If you're like me, every time you hear "Christian movie," you reach for a jug of Pepto-Bismol (and maybe some holy water, for good measure).
With rare exception, most are deplorable. Christ is not glorified, but dare I say, horrified.
If you get the DVD of Blue Like Jazz, you may want to fast forward through the trailers. They are "Exhibit 'A'" of horrendous "Christian" movies.
Thus my expectations were very low when watched Blue Like Jazz, but I was pleasantly surprised. It did what the stereotypical Christian movie can't quite get itself to ever do: stay close to human experience.
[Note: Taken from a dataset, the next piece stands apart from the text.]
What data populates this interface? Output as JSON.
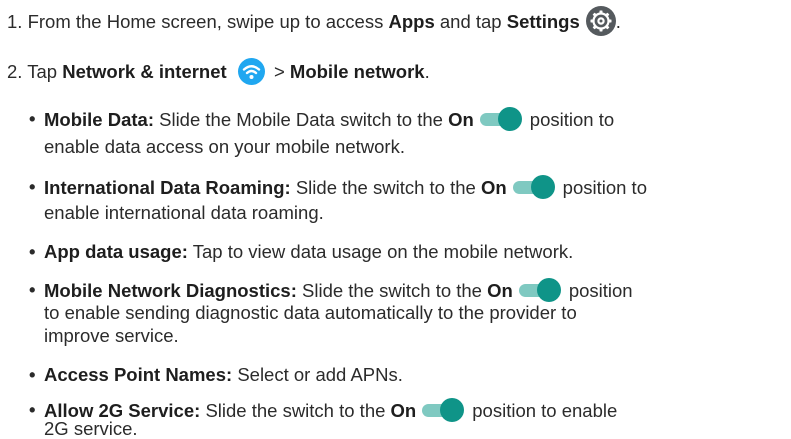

You know what I mean: the Christian film that begins with a premise of what life ought to be "from a biblical perspective" (does the Bible have eyes?) and then simply transposes this ideology into the realm of dialogue and wooden acting.
Granted, having good intentions and thinking this is enough to make a good film is not the folly of just Christians (but it seems to "help"): Freedom Writers nearly drove me to violence.
Blue Like Jazz does something that is rarely recognized in film (or anywhere else in popular culture). It acknowledges the failure of Christians but insists upon the power of Christ. Now that sounds all pious, doesn't it? But what I mean is that it puts on display evangelical (well, Southern Baptist) absurdities, but in so doing it does not dismiss the religious questions at the heart of religion (the questions of Southern Baptists, too!).
The film suggests that scandal does not dispense one from seeking out the meaning of life.
Donny's struggle is any thinking person's struggle: how do I reconcile the disproportion between who Christ is and the radical deficiencies of Christians? The film seems to answer it by saying, You don't. That is, the mystery of sin and evil are not problems to be solved, but are mysteries at the depths of each of our hearts.
Living as if God doesn't exist, doesn't solve the problem of sin and evil. As the saying goes, "Where ever you go, there you are."
The film touches upon the themes of scandal, friendship, higher education and meaning. A perfect film? No. But certainly one that can be enjoyed and re-watched. No Pepto-Bismol required.